Durant une heure et demie déchirante, on assiste à la longue énumération des méthodes non pas d’intimidation mais de destruction de la personne humaine en s’attaquant à la dignité du coeur et de l’amour homosexuels avec fin ultime après tous ces moyens d’aveu forcé d’homosexualité de la bouche des employés. Conséquence de la confidence arrachée? La perte d’emploi, la dégradation militaire et le rejet social, car les condamnations ou renvois étaient exprimés publiquement sous la mesure d’exclusion en son numéro de mesure administrative.

Le documentaire hurle avec raison son vif réquisitoire contre les mesures prises par des mâles hétérosexuels (ou des gestionnaires homos pétrifiés de peur et à jamais au placard) en poste dans la GRC, l’appareil d’État canadien et l’armée canadienne durant les années 50, 60, 70, 80 … etc. Un répit surviendra, bien sûr, enfin, avec le mariage gai en 2005. Seul le visionnement de ce documentaire peut donner une juste idée de la torture psychologique endurée (des interrogatoires de trois jours de temps, des pièges posés à chaque jour au travail, à tout moment, pendant des décennies à ceux qui n’avouaient pas être homo, enfin tous, sous interrogatoires répétés, menés à deux ou trois contre la victime, menait au pire soit l’hôpital psychiatrique pendant des mois pour recevoir des électrochocs par saisie de corps du soldat par le personnel médical de l’armée, sans oublier la cour martiale finalisant bien sûr le traitement par le congédiement. Tel a été le monstre homophobe canadien. Au final, ne veut-on pas que ça sorte en version française au Québec, connaissant le pouvoir d’indignation des Québécois? Surtout devant ces images de plus d’une dizaine de francophones osant témoigner.

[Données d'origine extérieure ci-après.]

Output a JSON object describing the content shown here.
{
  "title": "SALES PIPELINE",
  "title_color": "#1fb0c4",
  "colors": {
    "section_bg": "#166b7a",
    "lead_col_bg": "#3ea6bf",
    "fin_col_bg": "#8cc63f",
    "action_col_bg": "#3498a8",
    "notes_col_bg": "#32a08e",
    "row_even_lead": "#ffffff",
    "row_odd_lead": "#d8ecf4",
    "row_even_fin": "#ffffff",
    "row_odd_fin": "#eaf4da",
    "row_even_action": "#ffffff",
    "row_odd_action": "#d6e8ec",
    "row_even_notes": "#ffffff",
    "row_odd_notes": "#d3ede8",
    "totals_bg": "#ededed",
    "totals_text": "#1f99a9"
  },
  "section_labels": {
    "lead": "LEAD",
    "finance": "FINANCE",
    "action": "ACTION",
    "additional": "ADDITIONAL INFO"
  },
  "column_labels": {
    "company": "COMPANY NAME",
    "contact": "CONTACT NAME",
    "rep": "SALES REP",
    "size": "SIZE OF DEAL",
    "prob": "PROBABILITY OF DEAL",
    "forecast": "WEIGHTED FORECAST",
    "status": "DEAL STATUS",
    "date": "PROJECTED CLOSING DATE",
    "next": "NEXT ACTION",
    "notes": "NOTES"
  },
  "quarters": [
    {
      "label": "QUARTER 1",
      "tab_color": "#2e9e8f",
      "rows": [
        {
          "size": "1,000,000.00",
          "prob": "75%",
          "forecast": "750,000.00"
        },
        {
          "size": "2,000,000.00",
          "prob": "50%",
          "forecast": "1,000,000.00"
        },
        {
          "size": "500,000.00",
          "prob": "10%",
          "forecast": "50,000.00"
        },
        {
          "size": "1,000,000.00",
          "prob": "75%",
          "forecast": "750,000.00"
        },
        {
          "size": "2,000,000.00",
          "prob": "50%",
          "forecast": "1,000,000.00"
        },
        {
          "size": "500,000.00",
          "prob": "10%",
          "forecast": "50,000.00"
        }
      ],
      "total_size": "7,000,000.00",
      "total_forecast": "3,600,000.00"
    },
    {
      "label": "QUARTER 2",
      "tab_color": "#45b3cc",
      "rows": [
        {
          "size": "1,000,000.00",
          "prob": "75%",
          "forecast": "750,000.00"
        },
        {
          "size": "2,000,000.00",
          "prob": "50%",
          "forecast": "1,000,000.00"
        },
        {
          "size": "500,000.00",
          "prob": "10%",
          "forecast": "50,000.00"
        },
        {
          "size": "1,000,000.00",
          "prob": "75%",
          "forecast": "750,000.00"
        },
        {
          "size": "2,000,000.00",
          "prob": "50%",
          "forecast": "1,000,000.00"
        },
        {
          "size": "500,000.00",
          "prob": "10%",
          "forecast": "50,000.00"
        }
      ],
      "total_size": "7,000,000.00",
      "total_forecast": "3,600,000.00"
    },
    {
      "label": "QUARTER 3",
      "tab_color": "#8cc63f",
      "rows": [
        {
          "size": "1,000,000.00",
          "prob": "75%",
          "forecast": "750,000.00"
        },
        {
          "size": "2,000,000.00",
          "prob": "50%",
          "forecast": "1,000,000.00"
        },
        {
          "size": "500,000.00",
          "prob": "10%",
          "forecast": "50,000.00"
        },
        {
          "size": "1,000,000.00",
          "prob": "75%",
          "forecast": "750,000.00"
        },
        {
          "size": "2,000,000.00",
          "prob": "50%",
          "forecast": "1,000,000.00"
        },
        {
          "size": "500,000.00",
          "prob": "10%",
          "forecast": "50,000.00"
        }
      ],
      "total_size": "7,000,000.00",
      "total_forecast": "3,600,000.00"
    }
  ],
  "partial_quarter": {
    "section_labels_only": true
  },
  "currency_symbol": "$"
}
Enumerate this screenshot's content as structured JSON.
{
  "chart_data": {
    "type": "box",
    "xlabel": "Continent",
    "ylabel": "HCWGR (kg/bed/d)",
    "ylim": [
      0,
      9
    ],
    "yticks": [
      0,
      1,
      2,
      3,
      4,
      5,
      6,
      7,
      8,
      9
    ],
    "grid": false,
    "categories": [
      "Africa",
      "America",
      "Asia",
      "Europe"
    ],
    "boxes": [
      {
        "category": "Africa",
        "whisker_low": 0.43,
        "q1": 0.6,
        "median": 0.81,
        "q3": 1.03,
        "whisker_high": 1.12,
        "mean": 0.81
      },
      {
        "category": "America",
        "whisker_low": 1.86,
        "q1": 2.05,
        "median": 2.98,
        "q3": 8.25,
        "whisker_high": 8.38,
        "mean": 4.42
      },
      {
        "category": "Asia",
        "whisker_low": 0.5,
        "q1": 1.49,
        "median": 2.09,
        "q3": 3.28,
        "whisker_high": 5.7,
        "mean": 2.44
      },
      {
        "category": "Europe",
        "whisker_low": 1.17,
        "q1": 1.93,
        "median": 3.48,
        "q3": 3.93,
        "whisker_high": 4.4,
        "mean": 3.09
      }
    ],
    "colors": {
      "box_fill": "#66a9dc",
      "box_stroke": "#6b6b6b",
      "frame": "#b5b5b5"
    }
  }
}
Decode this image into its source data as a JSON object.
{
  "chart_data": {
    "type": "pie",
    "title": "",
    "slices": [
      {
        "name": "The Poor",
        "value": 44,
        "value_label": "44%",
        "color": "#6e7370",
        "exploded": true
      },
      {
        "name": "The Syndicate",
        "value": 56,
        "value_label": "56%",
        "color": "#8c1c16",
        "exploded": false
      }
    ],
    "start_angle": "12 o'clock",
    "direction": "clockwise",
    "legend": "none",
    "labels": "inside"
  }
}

Hélas, ce documentaire n’est, pour l’instant, uniquement disponible qu’en version anglaise ce qui n’ôte rien à sa phénoménale qualité – seulement à sa diffusion dès lors moins universelle. Est-ce par pure lâcheté administrative actuelle de la chaîne TVOntario que la version française ne se fait pas automatiquement? Elle qui détient connexion en sa chaîne française TFO une possibilité de doublage immédiat et de traduction rapide et efficace (en plus que 10 femmes sur 12 témoignant d’expériences bouleversantes dans ce documentaire sont des francophones pouvant tout à fait faire leur propre voix hors-champ, en studio, ce qui fait de cette tâche de traduction sonore du gâteau)? Nous avons eu droit, l’an dernier, à des excuses publiques de Justin Trudeau, avec la larme à l’oeil, entouré de ses proches amis gais, ministres et conseillers. Notre jeune premier ministre peut faire plus: lui, jadis si intimement lié avec le seul député ouvertement gai de toute cette période, le néo-démocrate de Burnaby, Svend Robinson, peut ordonner sans délai le dévoilement des 9000 cas et dossiers des policiers, soldats, fonctionnaires harcelé(e)s en portant promesse tout au moins d’inscrire leurs initiales sur la plaque du monument commémoratif à cet effet et prévu pour dévoilement prochain à Ottawa..

Ce serait un hommage à rendre à ses valables amitiés d’entourage que d’en remettre en dédommagement aux victimes ignorant encore le recours collectif remporté. Lecteurs et lectrices de cette critique, appelez-en aux victimes rencontrées sur votre route: informez-les de la victoire du recours collectif contre l’armée et la GRC auquel ils peuvent ajouter leur nom…leur donnant droit à compensation. Dans l’intervalle, il faut résolument projeter ce documentaire dans toutes les écoles primaires (dès les 9 ans de la troisième année) et secondaires du pays. C’est la meilleure des éducations sexuelles et surtout des exactes versions de l’histoire de notre pays actuel que ce documentaire-choc! Ce serait un ajout utile que d’accourir mettre THE FRUIT MACHINE en lice aux Oscars catégorie documentaires afin de peindre le courage des victimes dénonciatrices enfin victorieuses. Mercredi prochain, 28 novembre, à Ottawa, une projection parlementaire à surveiller!